[Les Hittites étaient renommés comme combattants en char de guerre. Ils inventent un nouveau type de char, avec des roues plus légères, avec 4 à 8 rayons, emportant trois combattants au lieu de deux. La prospérité des Hittites dépendait largement de leur contrôle des routes commerciales et des ressources naturelles, dont le métal. Lorsqu’ils prennent le contrôle de la Mésopotamie, la tension s’accroît avec leurs voisins Assyriens, Hourrites et Égyptiens. Sous le règne de Suppiluliuma Ier, les Hittites font la conquête de Kadesh, peut-être de toute l’Assyrie. La bataille de Qadesh en – 1274 est la plus grande bataille de chars de l’histoire, avec environ 5.000 chars de guerre engagés]
La capitale de l’Empire hittite, Hattusa, fut l’équivalente de Babylone et de Thèbes, non pas, sans doute, sur le plan de la civilisation, mais pour la puissance qui émanait d’elle et pour son importance politique très particulière
Aux origines
Question générale : qui est venu en premier lieu en un endroit donné ? Ce n’est pas tant une question qu’une affirmation, dans le sens où, avant nous, il y a forcément eu quelqu’un sur cette Terre. L’exception, nous la trouvons dans les profondeurs : sous la surface des eaux ou sous celle du sol, ou encore au fond des lacs, des mers, des océans, ou dans les grottes. Chacun d’entre nous aimerait appartenir à ceux qui étaient là les premiers, à une date donnée, et ne peut en acquérir la certitude que si nous fouillons les “Chambres de la Terre”, en nous plongeant verticalement dans ses entrailles et dans ses creux que les spéléologues appellent les “abysses”.
Si ce n’est pas le cas — en fait, c’est quasiment toujours le contraire qui est vrai — nous cherchons à repérer les lieux que nos ancêtres ont parcouru, lieux où il y avait aussi toujours quelqu’un, où une civilisation a brillé, et une autre s’est éclipsée dans la poussière des millénaires, où des hommes se sont déplacés, ont combattu, ont écrit, ont produit des objets que nous cherchons aujourd’hui à expliciter, à interpréter. En creusant, nous trouvons toujours nos racines, parfois sous la colline à côté de notre maison.

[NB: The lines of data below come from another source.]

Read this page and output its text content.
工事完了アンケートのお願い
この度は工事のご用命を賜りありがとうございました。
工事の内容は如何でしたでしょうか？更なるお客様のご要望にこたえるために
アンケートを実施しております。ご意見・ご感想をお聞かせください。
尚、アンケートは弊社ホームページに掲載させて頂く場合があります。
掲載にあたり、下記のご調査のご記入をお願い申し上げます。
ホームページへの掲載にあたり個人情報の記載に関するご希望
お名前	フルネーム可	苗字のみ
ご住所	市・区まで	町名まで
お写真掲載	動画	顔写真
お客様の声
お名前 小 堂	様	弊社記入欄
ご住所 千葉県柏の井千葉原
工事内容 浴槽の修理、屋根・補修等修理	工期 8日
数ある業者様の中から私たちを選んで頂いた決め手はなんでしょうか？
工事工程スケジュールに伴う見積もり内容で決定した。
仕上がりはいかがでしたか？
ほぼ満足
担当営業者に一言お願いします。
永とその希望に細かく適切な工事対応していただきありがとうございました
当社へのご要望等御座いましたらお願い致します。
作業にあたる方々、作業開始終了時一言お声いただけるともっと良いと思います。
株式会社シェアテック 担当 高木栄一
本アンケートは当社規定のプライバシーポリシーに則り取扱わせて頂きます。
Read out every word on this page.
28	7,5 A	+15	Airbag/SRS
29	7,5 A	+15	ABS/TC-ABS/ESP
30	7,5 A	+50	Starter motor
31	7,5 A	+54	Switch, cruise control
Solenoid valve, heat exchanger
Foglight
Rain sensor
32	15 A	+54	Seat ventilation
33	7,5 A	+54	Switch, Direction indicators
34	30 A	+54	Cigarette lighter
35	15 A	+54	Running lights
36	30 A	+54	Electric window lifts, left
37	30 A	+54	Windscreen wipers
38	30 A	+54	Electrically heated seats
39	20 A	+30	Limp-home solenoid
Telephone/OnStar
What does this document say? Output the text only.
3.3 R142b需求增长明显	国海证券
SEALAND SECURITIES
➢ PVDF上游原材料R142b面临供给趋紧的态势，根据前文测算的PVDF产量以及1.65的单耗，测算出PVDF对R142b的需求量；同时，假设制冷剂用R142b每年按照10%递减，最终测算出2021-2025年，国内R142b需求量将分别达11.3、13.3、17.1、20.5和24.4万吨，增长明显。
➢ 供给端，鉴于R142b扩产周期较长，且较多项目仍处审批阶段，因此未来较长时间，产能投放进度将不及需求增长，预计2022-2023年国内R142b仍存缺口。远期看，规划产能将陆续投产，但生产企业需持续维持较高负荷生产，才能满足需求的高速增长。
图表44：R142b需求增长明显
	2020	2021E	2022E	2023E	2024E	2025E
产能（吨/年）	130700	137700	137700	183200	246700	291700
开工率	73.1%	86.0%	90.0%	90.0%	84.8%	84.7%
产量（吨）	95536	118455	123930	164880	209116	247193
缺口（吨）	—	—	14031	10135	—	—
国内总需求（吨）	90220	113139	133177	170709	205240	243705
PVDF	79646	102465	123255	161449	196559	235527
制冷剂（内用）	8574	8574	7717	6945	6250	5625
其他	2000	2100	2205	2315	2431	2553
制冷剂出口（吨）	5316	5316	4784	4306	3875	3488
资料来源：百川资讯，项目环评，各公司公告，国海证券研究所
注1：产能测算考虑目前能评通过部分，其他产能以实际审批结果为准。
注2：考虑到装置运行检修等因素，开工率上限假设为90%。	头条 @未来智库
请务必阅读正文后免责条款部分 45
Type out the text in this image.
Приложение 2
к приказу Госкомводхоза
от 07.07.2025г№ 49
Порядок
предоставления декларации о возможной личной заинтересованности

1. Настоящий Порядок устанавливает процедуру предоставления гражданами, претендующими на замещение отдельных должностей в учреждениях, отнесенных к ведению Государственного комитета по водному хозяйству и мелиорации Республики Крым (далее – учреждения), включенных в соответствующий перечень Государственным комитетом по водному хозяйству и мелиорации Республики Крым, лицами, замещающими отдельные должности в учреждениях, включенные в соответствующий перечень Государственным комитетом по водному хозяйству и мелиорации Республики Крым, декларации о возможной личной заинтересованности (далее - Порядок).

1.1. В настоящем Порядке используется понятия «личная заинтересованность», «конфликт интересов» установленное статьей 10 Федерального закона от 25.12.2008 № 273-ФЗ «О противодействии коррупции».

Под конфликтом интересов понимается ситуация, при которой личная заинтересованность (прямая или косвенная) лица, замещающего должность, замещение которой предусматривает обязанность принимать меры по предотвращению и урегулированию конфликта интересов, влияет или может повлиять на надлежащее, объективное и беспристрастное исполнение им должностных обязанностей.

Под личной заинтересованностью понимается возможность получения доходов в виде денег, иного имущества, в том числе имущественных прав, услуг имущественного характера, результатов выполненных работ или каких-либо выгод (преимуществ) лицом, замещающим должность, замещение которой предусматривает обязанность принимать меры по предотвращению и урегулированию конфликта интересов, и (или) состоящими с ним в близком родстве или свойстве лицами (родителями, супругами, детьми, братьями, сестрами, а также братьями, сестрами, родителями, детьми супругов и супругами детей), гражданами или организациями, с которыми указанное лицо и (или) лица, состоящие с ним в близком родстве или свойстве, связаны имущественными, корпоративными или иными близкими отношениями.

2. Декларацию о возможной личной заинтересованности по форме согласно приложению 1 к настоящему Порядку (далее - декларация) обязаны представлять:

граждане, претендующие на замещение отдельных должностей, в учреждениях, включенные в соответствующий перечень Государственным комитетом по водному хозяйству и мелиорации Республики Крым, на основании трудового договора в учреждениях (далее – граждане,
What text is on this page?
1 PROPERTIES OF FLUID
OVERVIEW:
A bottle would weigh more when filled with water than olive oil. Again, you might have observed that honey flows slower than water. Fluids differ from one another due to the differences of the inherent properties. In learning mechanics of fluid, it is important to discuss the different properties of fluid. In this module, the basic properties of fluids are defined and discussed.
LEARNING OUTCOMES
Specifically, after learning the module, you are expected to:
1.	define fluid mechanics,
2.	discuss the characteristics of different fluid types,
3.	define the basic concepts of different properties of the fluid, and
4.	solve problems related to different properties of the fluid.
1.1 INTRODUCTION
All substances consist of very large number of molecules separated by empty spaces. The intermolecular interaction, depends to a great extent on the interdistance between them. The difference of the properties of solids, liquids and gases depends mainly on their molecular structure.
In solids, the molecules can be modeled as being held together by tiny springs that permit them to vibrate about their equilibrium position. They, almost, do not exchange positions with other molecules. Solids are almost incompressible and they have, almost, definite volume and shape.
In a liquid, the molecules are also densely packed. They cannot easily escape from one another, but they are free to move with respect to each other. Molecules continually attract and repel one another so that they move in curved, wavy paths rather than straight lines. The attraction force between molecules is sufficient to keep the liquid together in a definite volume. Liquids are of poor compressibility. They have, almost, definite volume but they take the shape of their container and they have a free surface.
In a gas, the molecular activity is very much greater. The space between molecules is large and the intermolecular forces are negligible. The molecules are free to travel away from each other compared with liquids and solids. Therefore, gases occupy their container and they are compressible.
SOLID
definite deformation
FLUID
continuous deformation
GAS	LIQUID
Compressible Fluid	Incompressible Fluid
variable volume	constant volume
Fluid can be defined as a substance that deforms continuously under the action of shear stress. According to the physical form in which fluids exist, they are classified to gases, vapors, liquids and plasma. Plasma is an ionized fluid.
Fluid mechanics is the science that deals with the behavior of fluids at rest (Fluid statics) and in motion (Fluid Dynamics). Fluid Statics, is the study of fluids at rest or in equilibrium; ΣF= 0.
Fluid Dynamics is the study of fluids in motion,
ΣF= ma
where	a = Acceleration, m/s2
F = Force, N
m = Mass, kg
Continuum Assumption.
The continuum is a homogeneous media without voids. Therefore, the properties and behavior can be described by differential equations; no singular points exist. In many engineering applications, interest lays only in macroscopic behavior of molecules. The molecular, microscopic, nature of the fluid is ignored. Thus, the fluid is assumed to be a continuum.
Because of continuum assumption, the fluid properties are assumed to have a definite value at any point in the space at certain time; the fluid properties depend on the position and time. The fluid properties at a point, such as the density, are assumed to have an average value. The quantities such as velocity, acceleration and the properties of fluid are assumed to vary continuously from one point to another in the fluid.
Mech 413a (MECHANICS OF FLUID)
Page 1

Il faut mieux préserver les vestiges que de les détruire, découvrir une cave plutôt que d’enterrer tout sous une aire de parking.
Un “tell”, pour les archéologues, est une structure apparemment naturelle, qui, en langue arabe, désigne un monticule, une colline. En paléo-ethnologie, le terme indique les monticules artificiels qui se sont formés par l’accumulation de structures et résidus divers provenant d’habitats au cours de longues périodes. Quand on creuse ces “tells”, on dépouille et on dévoile souvent une mémoire pluriséculaire, dissimulée dans les restes d’habitations construites les unes sur les ruines des autres. Les excavations entreprises sur le tell de Çatal Hüyük nous ont révélé l’existence de plus de dix strates de structures habitées entre le VIIe et le Ve millénaire avant notre ère. À côté de ce tell fort ancien, se trouve un second tell, tout aussi intéressant du point de vue archéologique. Il se trouve dans la partie méridionale de la Turquie d’aujourd’hui, sur un territoire qui avait jadis, en ces temps lointains, un aspect différent de celui d’aujourd’hui. Elles nous ont également révélé l’existence de peuples appelés Hatti ou Khatti ou Hittite, qui sont arrivés en Anatolie par vagues successives, tout en n’étant ni les premiers ni les derniers.
Les Hittites blonds
Les Hittites sont généralement définis comme un peuple antique d’Asie Mineure, qui ont revêtu une grande importance des points de vue politique, militaire et culturel entre le XVIIIe et le XIIe siècles avant notre ère. Certains soutiennent la thèse que les premiers groupes de futurs Hittites sont arrivés sur le territoire du futur empire, déjà à la moitié du IIIe millénaire, en se basant sur l’interprétation de quelques tablettes d’argile assyriennes qui évoquent l’arrivée de “nouveaux peuples”. Selon d’autres archéologues, il convient de fixer la date de l’arrivée des Hittites soit à la fin du IIIe millénaire soit au début du IIe. Quoi qu’il en soit, voici comment Lehman voit l’arrivée de ces tribus :
« Une chose est sûre : ces peuples n’ont pas fait irruption à l’improviste, de manière inattendue, en Anatolie en venant de quelque part sur la Terre. Ces troupes de cavaliers sauvages ne se sont pas déversés brutalement sur le pays ni ne se sont constitués en hordes promptes à saccager et à piller mais en sont venus graduellement à peupler villes et villages ; ils n’étaient pas des barbares détruisant les civilisations étrangères, massacrant les hommes et violant les femmes. Ces images stéréotypées des peuples envahisseurs à la recherche de terres ne conviennent pas dans le cas qui nous préoccupe » (J. Lehman, Gli Ittiti, Garzanti, Milano, 1997, p. 171).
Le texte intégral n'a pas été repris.